However, as the afterglow of Obama’s election wanes, Lewis, who'll soon enter the job market, watches the dismal economic news with dismay. Though she feels assured of a job in health care, she worries that her classmates' optimism might be dashed.

"Everyone needs to realize what (Obama’s) inheriting," Lewis said. "People's hopes are so high, and he's getting something that is historical. It's not going to be fast. Change is going to happen over time. He's not going to be able to get it done overnight."

As the under-40 crowd relishes its new taste of electoral power, it looks at a nation scarred by economic woes and widespread dissatisfaction with business, media and political leaders, and wonders: "What next?"

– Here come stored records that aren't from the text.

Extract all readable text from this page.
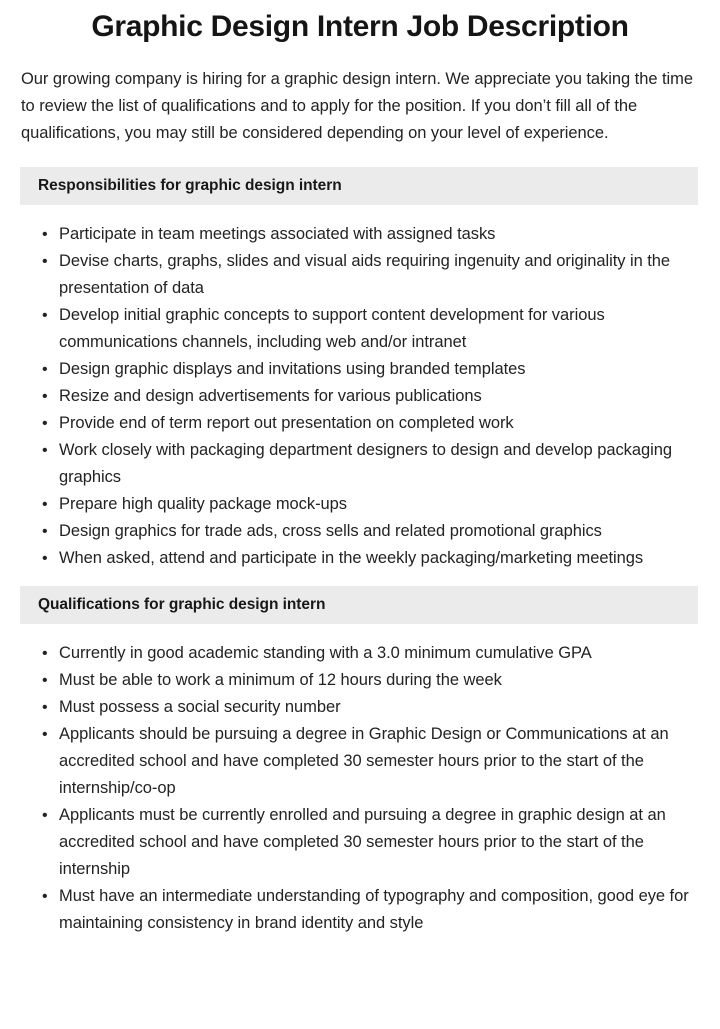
Graphic Design Intern Job Description

Our growing company is hiring for a graphic design intern. We appreciate you taking the time to review the list of qualifications and to apply for the position. If you don’t fill all of the qualifications, you may still be considered depending on your level of experience.

Responsibilities for graphic design intern
• Participate in team meetings associated with assigned tasks
• Devise charts, graphs, slides and visual aids requiring ingenuity and originality in the presentation of data
• Develop initial graphic concepts to support content development for various communications channels, including web and/or intranet
• Design graphic displays and invitations using branded templates
• Resize and design advertisements for various publications
• Provide end of term report out presentation on completed work
• Work closely with packaging department designers to design and develop packaging graphics
• Prepare high quality package mock-ups
• Design graphics for trade ads, cross sells and related promotional graphics
• When asked, attend and participate in the weekly packaging/marketing meetings
Qualifications for graphic design intern
• Currently in good academic standing with a 3.0 minimum cumulative GPA
• Must be able to work a minimum of 12 hours during the week
• Must possess a social security number
• Applicants should be pursuing a degree in Graphic Design or Communications at an accredited school and have completed 30 semester hours prior to the start of the internship/co-op
• Applicants must be currently enrolled and pursuing a degree in graphic design at an accredited school and have completed 30 semester hours prior to the start of the internship
• Must have an intermediate understanding of typography and composition, good eye for maintaining consistency in brand identity and style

"The collapse of Wall Street and the cost of education is very real to these kids, and they think Obama is going to do something about that," said Gary Rose, a professor and the chairman of the department of government and politics at Sacred Heart University in Fairfield, Conn.

The Obama transition team has worked to keep young voters engaged by capitalizing on the same social networks that helped inspire their mass activism. His team also has met with young leaders to gain their perspectives on the president’s agenda.

"We created unprecedented energy and activism and grassroots energy on behalf of Obama. If you look back at many of the superdelegates who endorsed Obama early on, they often cited their children as the reason," said Matthew Segal, the executive director of the Student Association for Voter Empowerment, a national nonprofit organization founded and run by students. "Now we're ready for a steady engagement with the political process. . . . Young voters will be leaders" in pushing for education, environmental and health-care improvements.

For Whitney Wildman, 20, a junior at Sacred Heart University, Obama's call for greater service profoundly affected how she sees her role in society. During the election, she decided to double major in history and political science and now plans on becoming a public policy attorney.

As she travels to Washington as part of a bus caravan of Sacred Heart students, Wildman said she'll reflect on this moment in history and her tiny part in it.

"To be there at this time is just amazing."